Same code gets different output

How severe does this issue affect your experience of using Ray?

  • High: It blocks me to complete my task.

I run the code as below twice but get different outputs. Are there any bugs in there? I run the code on a single machine.

import ray
import numpy as np

@ray.remote(num_cpus=2)
def A():
    print("A")
    y_id = C.remote(B.remote())
    y = ray.get(y_id)

@ray.remote(num_cpus=2)
def B():
    print("B")
    data=np.random.normal(size=(1000,1000))
    return data

@ray.remote(num_cpus=2)
def C(data):
    print("C")
    dataa=data
    return 'x'

if __name__ == '__main__':
    ray.init(num_cpus=2)

    print('a')
    ray.get(A.remote())
    print("b")

    ray.shutdown()

The outputs are shown below:

a
(A pid=38746) A
(B pid=38745) B
b

Another output:

a
(A pid=39333) A
(B pid=39334) B
(C pid=39334) C
b

I think the second output is correct. I build the ray from the source and got the same problem.

when I change ray.get(A.remote()) to A.remote() it only outputs a and b. Does that mean the ray runs remote functions when I trigger it?

When you call func.remote(), the task is submitted and scheduled, but not necessarily runs yet (This could be simply due to latency in scheduling or the task is waiting for some dependencies to be ready). You could think of this being the equivalence of Thread.start() of python’s threading.

Why the program looks non-deterministic then?

The reason you seem to be getting non-deterministic results from your program is ray.shutdown() gets called before output from the worker is be redirected to the driver. If you remove your ray.shutdown() or simply add some more sleep before that, you should see “deterministic” output.

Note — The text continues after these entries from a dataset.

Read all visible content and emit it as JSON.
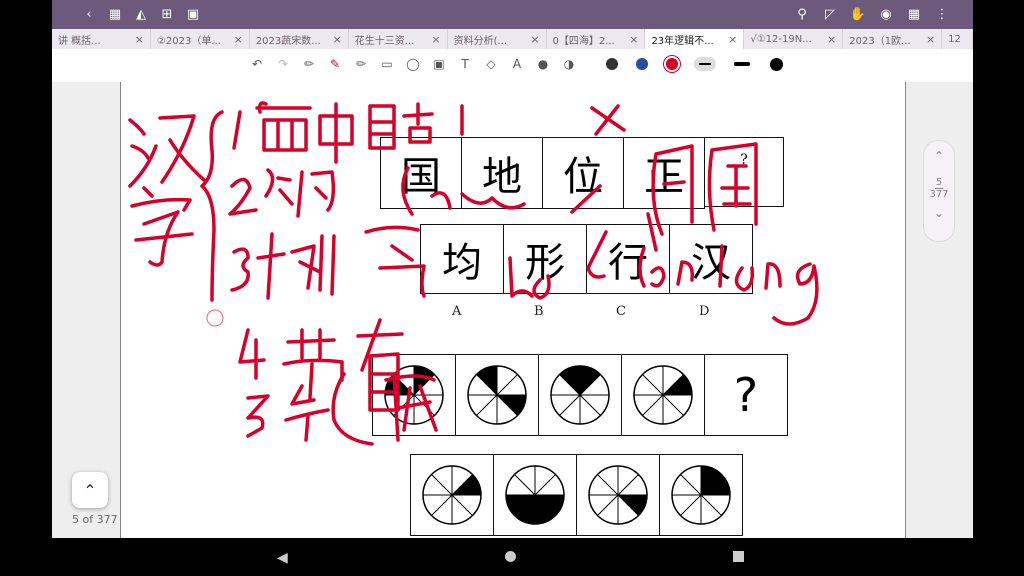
{
  "tabs": [
    {
      "label": "讲 概括..."
    },
    {
      "label": "②2023（单..."
    },
    {
      "label": "2023蔬宋数..."
    },
    {
      "label": "花生十三资..."
    },
    {
      "label": "资料分析(..."
    },
    {
      "label": "0【四海】2..."
    },
    {
      "label": "23年逻辑不..."
    },
    {
      "label": "√①12-19N..."
    },
    {
      "label": "2023（1欧..."
    },
    {
      "label": "12"
    }
  ],
  "puzzle1": {
    "row1": [
      "国",
      "地",
      "位",
      "正",
      "?"
    ],
    "options": [
      "均",
      "形",
      "行",
      "汉"
    ],
    "option_labels": [
      "A",
      "B",
      "C",
      "D"
    ]
  },
  "puzzle2": {
    "question_mark": "?"
  },
  "pagination": {
    "current": "5",
    "total": "377",
    "label": "5 of 377"
  },
  "colors": {
    "ink": "#d6002a",
    "toolbar": "#6b5a7a",
    "tabs_bg": "#ece8ef"
  }
}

And if you add some tracking code like below, you could see an approximate execution sequence logged by the perf counters, which is not best represented by the ordering of stdout printing.

In [3]: import ray
   ...: import numpy as np
   ...: import time
   ...: 
   ...: @ray.remote(num_cpus=2)
   ...: def A():
   ...:     print(f"A: {time.perf_counter()}")
   ...:     y_id = C.remote(B.remote())
   ...:     y = ray.get(y_id)
   ...:     return y
   ...: 
   ...: @ray.remote(num_cpus=2)
   ...: def B():
   ...:     print(f"B: {time.perf_counter()}")
   ...:     data=np.random.normal(size=(1000,1000))
   ...:     return data
   ...: 
   ...: @ray.remote(num_cpus=2)
   ...: def C(data):
   ...:     print(f"C: {time.perf_counter()}")
   ...:     dataa=data
   ...:     return dataa
   ...: 
   ...: if __name__ == '__main__':
   ...:     ray.shutdown()
   ...:     ray.init(num_cpus=2)
   ...: 
   ...:     print(f'a:{time.perf_counter()}')
   ...:     ray.get(A.remote())
   ...:     print(f"b:{time.perf_counter()}")
   ...: 
Started a local Ray instance. View the dashboard at http://127.0.0.1:8265.
a:634776.807467346
(A pid=501632) A: 634776.817099057
(B pid=501633) B: 634776.866263363
b:634776.971131826

(C pid=501633) C: 634776.95947828

This is actually a good “gotcha” IMO, the Ray team should definitely improve the usability or provide more straightforward and intuitive experience.

Thanks for your reply!

In python’s thread, join() is used to block the main process. What function does use in ray? In python’s thread, the communication between processes uses some way like the queue and the pipe. In ray, do we use Plasma or something else?
As my program shows, A will wait for C and B completed. when will B run and output something due to B depending on no one?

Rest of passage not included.